Baring, evelyn

Sir Evelyn Baring, quien se convirtió en Lord Cromer después del nombre de su lugar de nacimiento en Norfolk en 1892, fue el gobernante de facto de Egipto entre 1883 y 1907, con el título de Agente y Cónsul General de HM (Her / His Majesty's). Era el sexto hijo de Henry Baring de Cromer Hall y miembro de la conocida familia de banqueros, los Baring Brothers.

Evelyn Baring asistió a una escuela vicaria en Norfolk antes de ser enviada a los once años a la escuela Carshalton Ordnance School en Surrey. Baring ingresó en la Royal Military Academy en Woolwich como cadete a la edad de catorce años, y fue comisionado como teniente en la Royal Artillery en 1858. Después de ocupar varios puestos administrativos en Corfú, Malta e Inglaterra, se convirtió en secretario privado de Lord Northbrook. (Thomas George Baring, 1826-1904), virrey de la India, desde 1872 hasta 1876.

Baring se casó con Ethel Errington a su regreso a Inglaterra en 1876, poco después partió a Egipto para actuar como comisionado británico de la Comisión de la Deuda Pública (1876-1880). Baring se desempeñó como ministro de finanzas bajo Lord Ripon (George Robinson, 1827-1909) en la India (1880-1883) antes de mudarse directamente a El Cairo en 1883. Después de la muerte de Ethel en 1898, se casó con Lady Katherine Thynne en 1901. Lord Cromer tomó ocupó su escaño en la Cámara de los Lores en 1908 después de regresar de Egipto, y permaneció activo en la política a pesar de su mala salud. Murió en 1917 y fue enterrado junto a su primera esposa en Bournemouth.

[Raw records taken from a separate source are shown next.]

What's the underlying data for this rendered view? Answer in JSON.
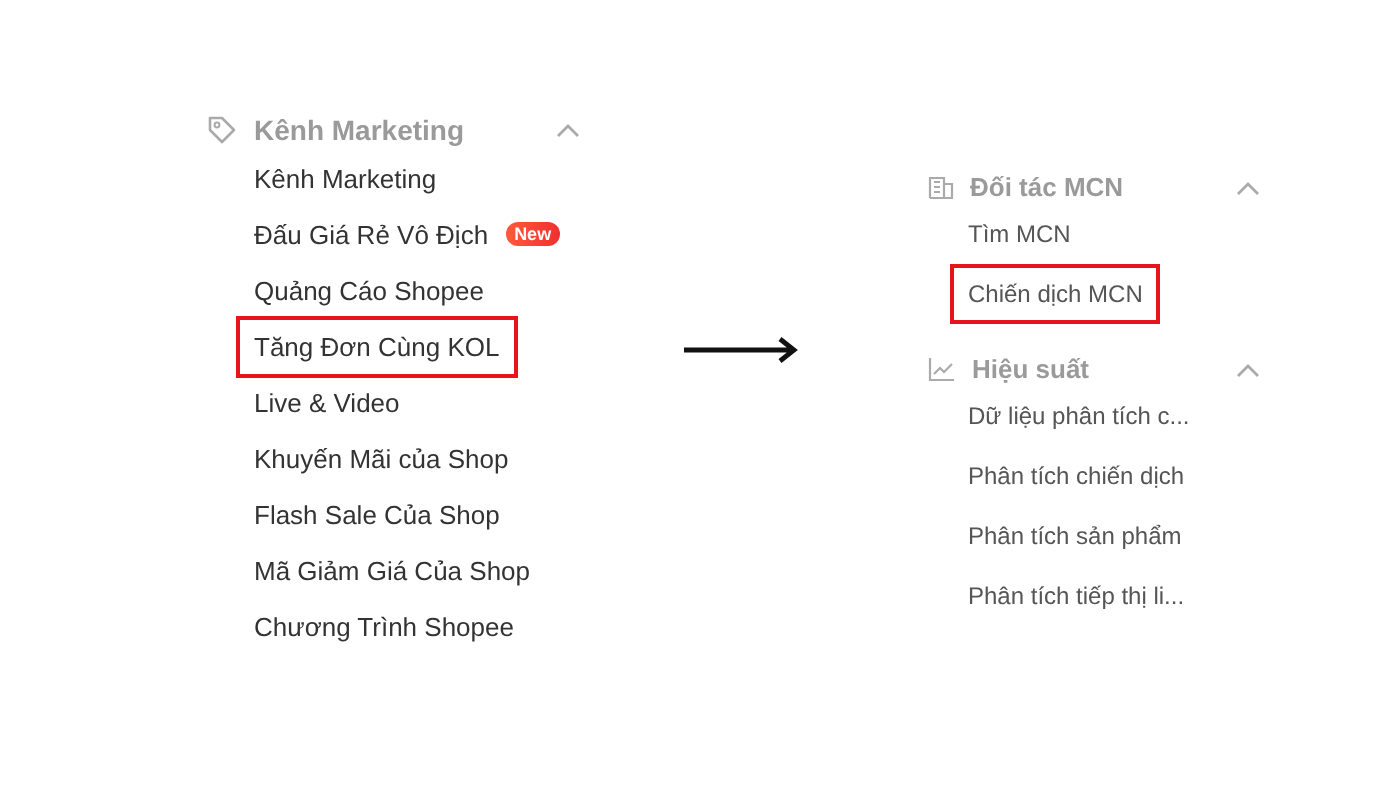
{
  "left_menu": {
    "header": {
      "label": "Kênh Marketing",
      "kind": "tag",
      "expanded": true
    },
    "items": [
      {
        "label": "Kênh Marketing",
        "highlighted": false
      },
      {
        "label": "Đấu Giá Rẻ Vô Địch",
        "highlighted": false,
        "badge": "New"
      },
      {
        "label": "Quảng Cáo Shopee",
        "highlighted": false
      },
      {
        "label": "Tăng Đơn Cùng KOL",
        "highlighted": true
      },
      {
        "label": "Live & Video",
        "highlighted": false
      },
      {
        "label": "Khuyến Mãi của Shop",
        "highlighted": false
      },
      {
        "label": "Flash Sale Của Shop",
        "highlighted": false
      },
      {
        "label": "Mã Giảm Giá Của Shop",
        "highlighted": false
      },
      {
        "label": "Chương Trình Shopee",
        "highlighted": false
      }
    ]
  },
  "right_menu": {
    "sections": [
      {
        "header": {
          "label": "Đối tác MCN",
          "kind": "building",
          "expanded": true
        },
        "items": [
          {
            "label": "Tìm MCN",
            "highlighted": false
          },
          {
            "label": "Chiến dịch MCN",
            "highlighted": true
          }
        ]
      },
      {
        "header": {
          "label": "Hiệu suất",
          "kind": "chart",
          "expanded": true
        },
        "items": [
          {
            "label": "Dữ liệu phân tích c...",
            "highlighted": false
          },
          {
            "label": "Phân tích chiến dịch",
            "highlighted": false
          },
          {
            "label": "Phân tích sản phẩm",
            "highlighted": false
          },
          {
            "label": "Phân tích tiếp thị li...",
            "highlighted": false
          }
        ]
      }
    ]
  }
}
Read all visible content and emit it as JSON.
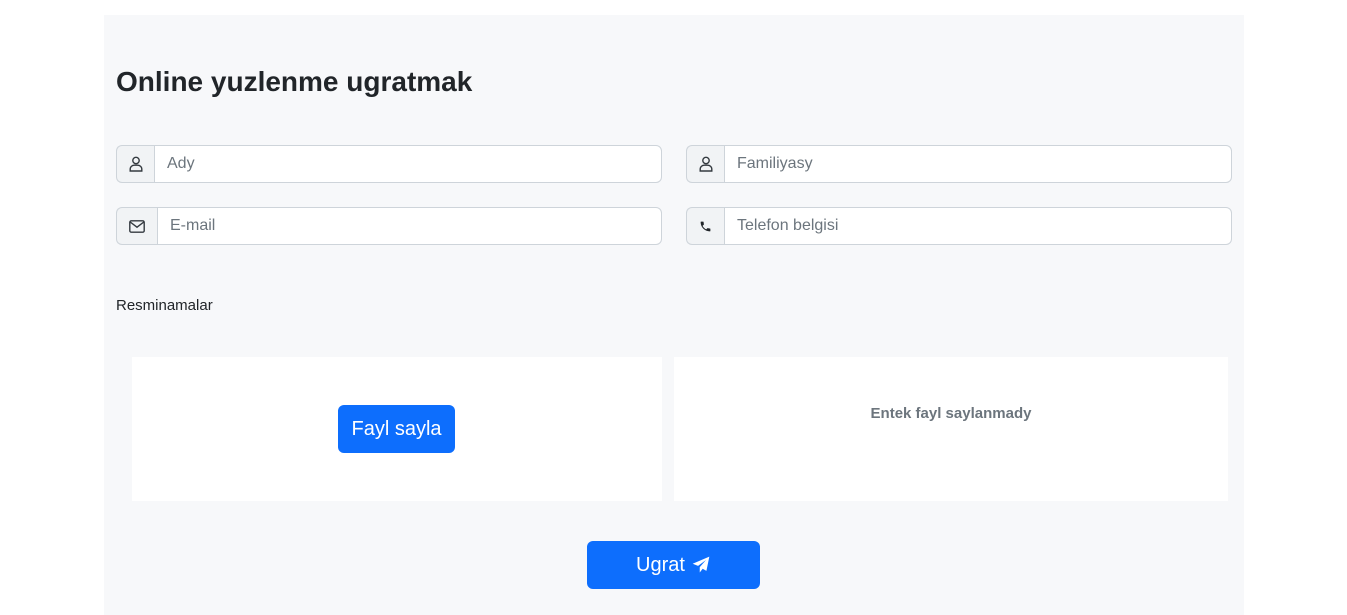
{
  "form": {
    "title": "Online yuzlenme ugratmak",
    "name_field": {
      "placeholder": "Ady",
      "icon": "user-icon"
    },
    "surname_field": {
      "placeholder": "Familiyasy",
      "icon": "user-icon"
    },
    "email_field": {
      "placeholder": "E-mail",
      "icon": "envelope-icon"
    },
    "phone_field": {
      "placeholder": "Telefon belgisi",
      "icon": "phone-icon"
    },
    "documents_label": "Resminamalar",
    "choose_file_label": "Fayl sayla",
    "no_file_text": "Entek fayl saylanmady",
    "submit_label": "Ugrat",
    "submit_icon": "paper-plane-icon"
  },
  "colors": {
    "panel_background": "#f7f8fa",
    "primary": "#0d6efd",
    "muted_text": "#6c757d"
  }
}
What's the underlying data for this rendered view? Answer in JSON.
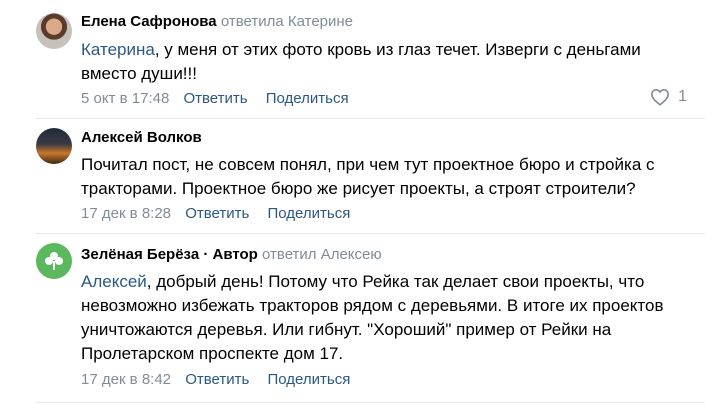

La imponente presencia de Cromer parecía personificar la seguridad del imperialismo británico en su apogeo a finales de la época victoriana. Creía que el dominio británico traía "innumerables bendiciones" sobre las "razas sometidas" del Imperio, y sólo se mostraba poco entusiasta sobre el autogobierno. Consideraba a los orientales de "piel oscura" excitables, ilógicos, incompetentes y corruptos, y necesitados de la mano benigna pero firme de la tutela británica.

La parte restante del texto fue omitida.